Crazy Name Instructor looks at me strangely. Mari chokes on a laugh behind me. I duck my head in hopes of stifling my laughter. We get back to the choreography. It’s fairly simple logically speaking, but it’s pretty physically demanding. But not too awful. I’m not giving it 100%.

And then Crazy Name Instructor hits the music.

Damn that was so good
I wanna buy him a short set




Ohmydamn.


Seriously, I love this silly ass song. And dammit if Beyonce doesn’t DO THE DAMN THING in this video. Suddenly, I am inspired.

So inspired in fact, that Crazy Name Instructor makes me do it solo in front of the class.

Aiight.

I’m pretty sure I missed my calling with this whole stripping thing. The signs were there… growing up in the strip club capital of the world, all the dance lessons, the lower inhibitions than most human beings, the love of costumes… LMAO!

After class, Mari and I start talking. You know how it goes, trading school, work, superficial life info.
“Your boyfriend is gonna love it if you come home and put on that show that you just did for him,” Mari says to me.
“Ahh yes, but it is all wasted as I have recently been released back out into the wild to cause a little havoc.” She laughs at me. “But I’m sure your man is gonna LOVE you if you tell him where you spent your morning.
“Well… my boyfriend won’t. But my girlfriend will.”
“Or, you know, that works too.” More laughter “Nice way to slip than in there by the way.”
“I try to get it out of the way with women. If you don’t wear it like a sign on your head and tell them later they assume it was all part of a carefully crafted plot to seduce them.”
“I thought that’s what you were doing anyway. Damn, I was looking forward to being the equal opportunity turner-downer of both sexes.” (Besides, we all know starting an intelligently and witty written blog is the way to get the girls to love you- yes, Wise?)

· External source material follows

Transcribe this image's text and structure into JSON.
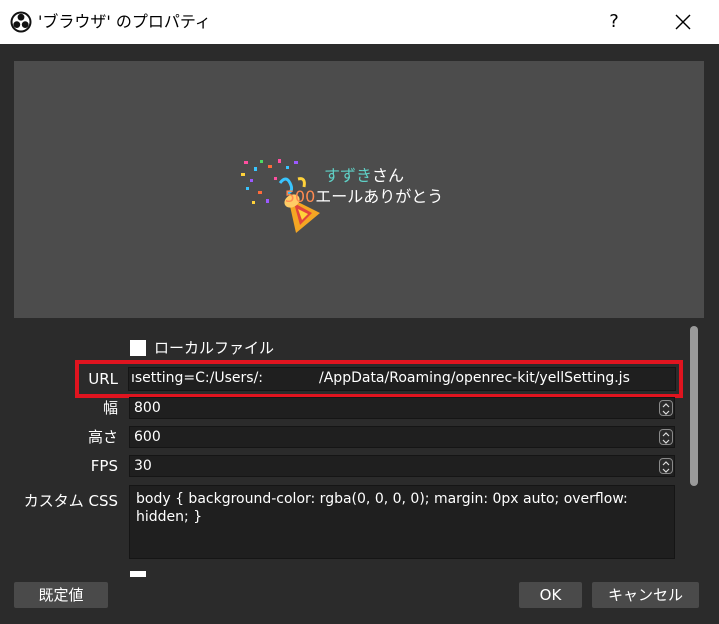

We talk while we walk out to our cars, cracking up at the fact that we have identical trucks. She shows me a picture of her girlfriend when she calls to see if they’re still on for lunch.
“Oh God, you two must KILL niggas when you go out places. They must just, LITERALLY stop breathing.”
“They’re the worst. If I had a dollar for every guy that asked if he could join in-“
“You’d have $387,645,962,417.” (It should be noted here that her girlfriend is gorgeous as well, chocolate colored, nice body, large mane of natural hair, generous lips. I feel for every man in Texas they’ve ever encountered.)

We exchange info and promise to keep in touch, this time fully clothed and not pole twirling, though I’m sure this is what tipped her off as to what an awesome personality I have.
“Hey, do you have lunch plans? I’m meeting her at Lupe’s.”
“Oh I love that place. I always get their-“
“Fajitas? Yeah us too. So we’ll get enough for three. Get in.”

And that’s how La made her first lesbian friend.